Though the condition certainly sounds serious, most people recover quickly and return to full health in a matter of months. Treatment usually includes medication like ACE inhibitors to lower blood pressure, beta-blockers to slow the heart rate, and anti-anxiety medicine to manage stress, according to Cleveland Clinic.

Should You Stop Eating Wasabi?

The BMJ report notes that this is the first known case of broken heart syndrome attributed to wasabi consumption.

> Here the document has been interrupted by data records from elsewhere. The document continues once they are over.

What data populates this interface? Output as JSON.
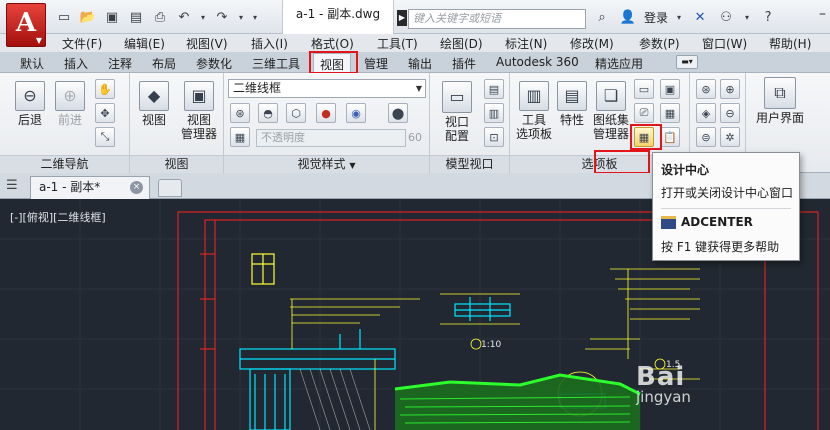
{
  "app": {
    "logo_letter": "A"
  },
  "titlebar": {
    "document_title": "a-1 - 副本.dwg",
    "search_placeholder": "键入关键字或短语",
    "login_label": "登录",
    "help_symbol": "?"
  },
  "menubar": {
    "items": [
      "文件(F)",
      "编辑(E)",
      "视图(V)",
      "插入(I)",
      "格式(O)",
      "工具(T)",
      "绘图(D)",
      "标注(N)",
      "修改(M)",
      "参数(P)",
      "窗口(W)",
      "帮助(H)"
    ]
  },
  "ribbon_tabs": {
    "items": [
      "默认",
      "插入",
      "注释",
      "布局",
      "参数化",
      "三维工具",
      "视图",
      "管理",
      "输出",
      "插件",
      "Autodesk 360",
      "精选应用"
    ],
    "active": "视图"
  },
  "ribbon": {
    "nav": {
      "back": "后退",
      "forward": "前进",
      "title": "二维导航"
    },
    "view": {
      "view_label": "视图",
      "view_manager_line1": "视图",
      "view_manager_line2": "管理器",
      "title": "视图"
    },
    "visual_styles": {
      "style_combo": "二维线框",
      "opacity_label": "不透明度",
      "opacity_value": "60",
      "title": "视觉样式"
    },
    "model_viewports": {
      "config_line1": "视口",
      "config_line2": "配置",
      "title": "模型视口"
    },
    "palettes": {
      "tool_palettes_line1": "工具",
      "tool_palettes_line2": "选项板",
      "properties": "特性",
      "sheet_set_line1": "图纸集",
      "sheet_set_line2": "管理器",
      "title": "选项板"
    },
    "user_interface": {
      "label": "用户界面"
    }
  },
  "drawing_tabs": {
    "active_tab": "a-1 - 副本*",
    "close_symbol": "×"
  },
  "canvas": {
    "viewport_label": "[-][俯视][二维线框]",
    "dimension_label": "1:10",
    "note_label": "1.5"
  },
  "tooltip": {
    "title": "设计中心",
    "description": "打开或关闭设计中心窗口",
    "command": "ADCENTER",
    "help": "按 F1 键获得更多帮助"
  },
  "watermark": {
    "line1": "Bai",
    "line2": "jingyan"
  },
  "colors": {
    "highlight_red": "#e0161c",
    "canvas_bg": "#212831",
    "cad_cyan": "#00e5ff",
    "cad_yellow": "#ffff33",
    "cad_green": "#2cff2c",
    "cad_red": "#ff2020"
  }
}
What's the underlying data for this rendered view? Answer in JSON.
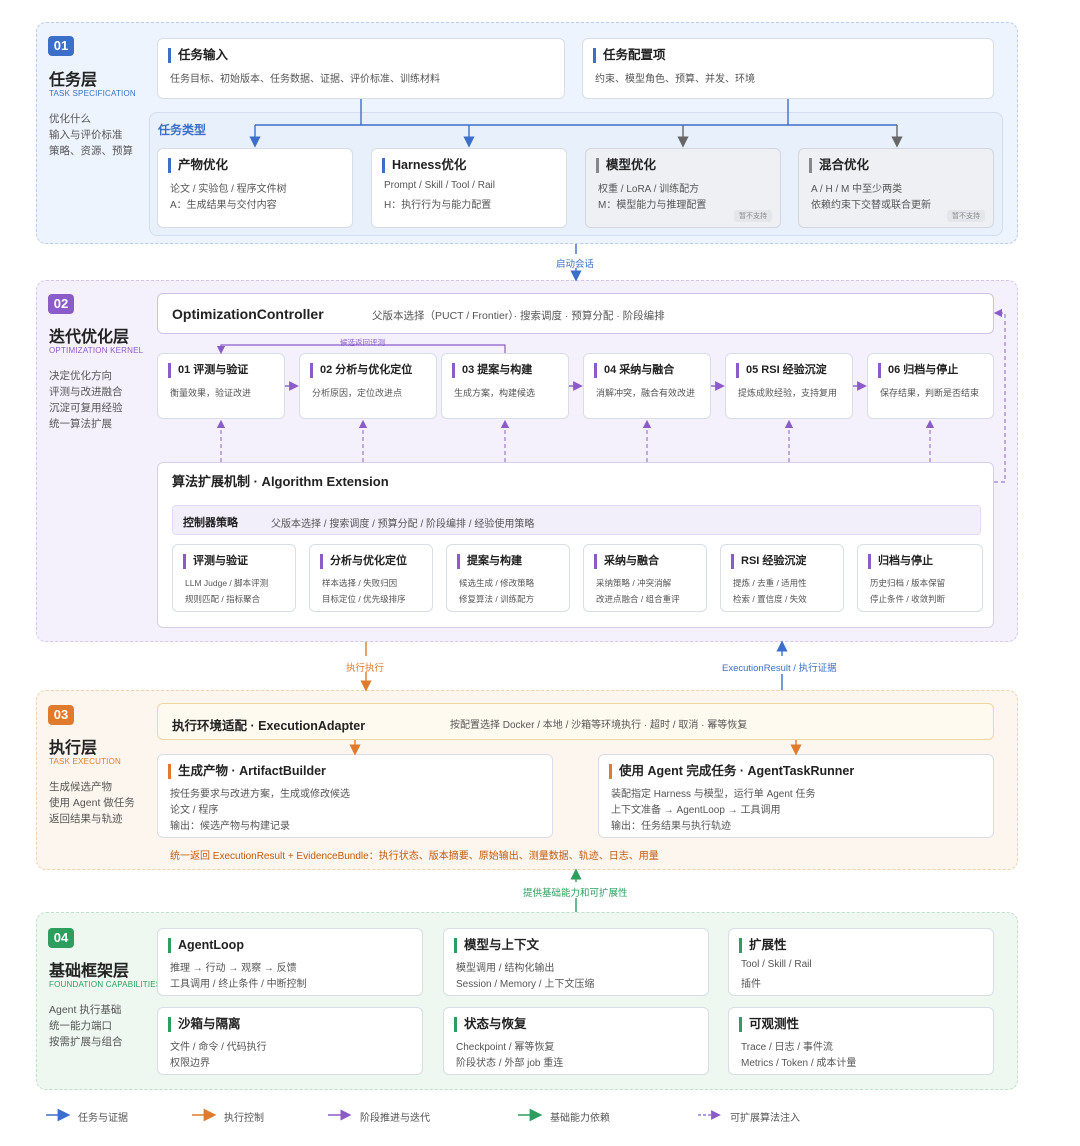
{
  "layer1": {
    "num": "01",
    "title": "任务层",
    "subtitle": "TASK SPECIFICATION",
    "desc": [
      "优化什么",
      "输入与评价标准",
      "策略、资源、预算"
    ],
    "input": {
      "title": "任务输入",
      "line": "任务目标、初始版本、任务数据、证据、评价标准、训练材料"
    },
    "config": {
      "title": "任务配置项",
      "line": "约束、模型角色、预算、并发、环境"
    },
    "types_label": "任务类型",
    "types": [
      {
        "title": "产物优化",
        "l1": "论文 / 实验包 / 程序文件树",
        "l2": "A：生成结果与交付内容",
        "tag": ""
      },
      {
        "title": "Harness优化",
        "l1": "Prompt / Skill / Tool / Rail",
        "l2": "H：执行行为与能力配置",
        "tag": ""
      },
      {
        "title": "模型优化",
        "l1": "权重 / LoRA / 训练配方",
        "l2": "M：模型能力与推理配置",
        "tag": "暂不支持"
      },
      {
        "title": "混合优化",
        "l1": "A / H / M 中至少两类",
        "l2": "依赖约束下交替或联合更新",
        "tag": "暂不支持"
      }
    ]
  },
  "conn12": "启动会话",
  "layer2": {
    "num": "02",
    "title": "迭代优化层",
    "subtitle": "OPTIMIZATION KERNEL",
    "desc": [
      "决定优化方向",
      "评测与改进融合",
      "沉淀可复用经验",
      "统一算法扩展"
    ],
    "controller": {
      "title": "OptimizationController",
      "desc": "父版本选择（PUCT / Frontier）· 搜索调度 · 预算分配 · 阶段编排"
    },
    "feedback": "候选返回评测",
    "stages": [
      {
        "title": "01 评测与验证",
        "desc": "衡量效果，验证改进"
      },
      {
        "title": "02 分析与优化定位",
        "desc": "分析原因，定位改进点"
      },
      {
        "title": "03 提案与构建",
        "desc": "生成方案，构建候选"
      },
      {
        "title": "04 采纳与融合",
        "desc": "消解冲突，融合有效改进"
      },
      {
        "title": "05 RSI 经验沉淀",
        "desc": "提炼成败经验，支持复用"
      },
      {
        "title": "06 归档与停止",
        "desc": "保存结果，判断是否结束"
      }
    ],
    "ext": {
      "title": "算法扩展机制 · Algorithm Extension",
      "strategy_label": "控制器策略",
      "strategy_desc": "父版本选择 / 搜索调度 / 预算分配 / 阶段编排 / 经验使用策略",
      "modules": [
        {
          "title": "评测与验证",
          "l1": "LLM Judge / 脚本评测",
          "l2": "规则匹配 / 指标聚合"
        },
        {
          "title": "分析与优化定位",
          "l1": "样本选择 / 失败归因",
          "l2": "目标定位 / 优先级排序"
        },
        {
          "title": "提案与构建",
          "l1": "候选生成 / 修改策略",
          "l2": "修复算法 / 训练配方"
        },
        {
          "title": "采纳与融合",
          "l1": "采纳策略 / 冲突消解",
          "l2": "改进点融合 / 组合重评"
        },
        {
          "title": "RSI 经验沉淀",
          "l1": "提炼 / 去重 / 适用性",
          "l2": "检索 / 置信度 / 失效"
        },
        {
          "title": "归档与停止",
          "l1": "历史归档 / 版本保留",
          "l2": "停止条件 / 收敛判断"
        }
      ]
    }
  },
  "conn23_left": "执行执行",
  "conn23_right": "ExecutionResult / 执行证据",
  "layer3": {
    "num": "03",
    "title": "执行层",
    "subtitle": "TASK EXECUTION",
    "desc": [
      "生成候选产物",
      "使用 Agent 做任务",
      "返回结果与轨迹"
    ],
    "adapter": {
      "title": "执行环境适配 · ExecutionAdapter",
      "desc": "按配置选择 Docker / 本地 / 沙箱等环境执行 · 超时 / 取消 · 幂等恢复"
    },
    "builder": {
      "title": "生成产物 · ArtifactBuilder",
      "l1": "按任务要求与改进方案，生成或修改候选",
      "l2": "论文 / 程序",
      "l3": "输出：候选产物与构建记录"
    },
    "runner": {
      "title": "使用 Agent 完成任务 · AgentTaskRunner",
      "l1": "装配指定 Harness 与模型，运行单 Agent 任务",
      "l2": "上下文准备 → AgentLoop → 工具调用",
      "l3": "输出：任务结果与执行轨迹"
    },
    "footer": "统一返回 ExecutionResult + EvidenceBundle：执行状态、版本摘要、原始输出、测量数据、轨迹、日志、用量"
  },
  "conn34": "提供基础能力和可扩展性",
  "layer4": {
    "num": "04",
    "title": "基础框架层",
    "subtitle": "FOUNDATION CAPABILITIES",
    "desc": [
      "Agent 执行基础",
      "统一能力端口",
      "按需扩展与组合"
    ],
    "cards": [
      {
        "title": "AgentLoop",
        "l1": "推理 → 行动 → 观察 → 反馈",
        "l2": "工具调用 / 终止条件 / 中断控制"
      },
      {
        "title": "模型与上下文",
        "l1": "模型调用 / 结构化输出",
        "l2": "Session / Memory / 上下文压缩"
      },
      {
        "title": "扩展性",
        "l1": "Tool / Skill / Rail",
        "l2": "插件"
      },
      {
        "title": "沙箱与隔离",
        "l1": "文件 / 命令 / 代码执行",
        "l2": "权限边界"
      },
      {
        "title": "状态与恢复",
        "l1": "Checkpoint / 幂等恢复",
        "l2": "阶段状态 / 外部 job 重连"
      },
      {
        "title": "可观测性",
        "l1": "Trace / 日志 / 事件流",
        "l2": "Metrics / Token / 成本计量"
      }
    ]
  },
  "legend": [
    {
      "label": "任务与证据",
      "color": "#3b6fc9"
    },
    {
      "label": "执行控制",
      "color": "#e07b2e"
    },
    {
      "label": "阶段推进与迭代",
      "color": "#8b5cc9"
    },
    {
      "label": "基础能力依赖",
      "color": "#2e9e5e"
    },
    {
      "label": "可扩展算法注入",
      "color": "#9b7bcc"
    }
  ],
  "colors": {
    "blue": "#3b6fc9",
    "purple": "#8b5cc9",
    "orange": "#e07b2e",
    "green": "#2e9e5e"
  }
}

In other words, wasabi is considered safe to eat, as long as you're not eating spoonfuls of the stuff at a time. In fact, the Japanese horseradish has many health benefits: Researchers from McGill University recently found that the spicy green paste contains antimicrobial properties that can help protect you from bacteria like E. coli. Plus, a 2006 Japanese study found that wasabi might help to prevent bone loss, which can lead to conditions like osteoporosis. (Related: The Healthiest Sushi Rolls to Order)

While that's good news for your sushi nights, it's never a bad idea to enjoy spicy foods in moderation—and, of course, to report any troubling symptoms to your doctor right away.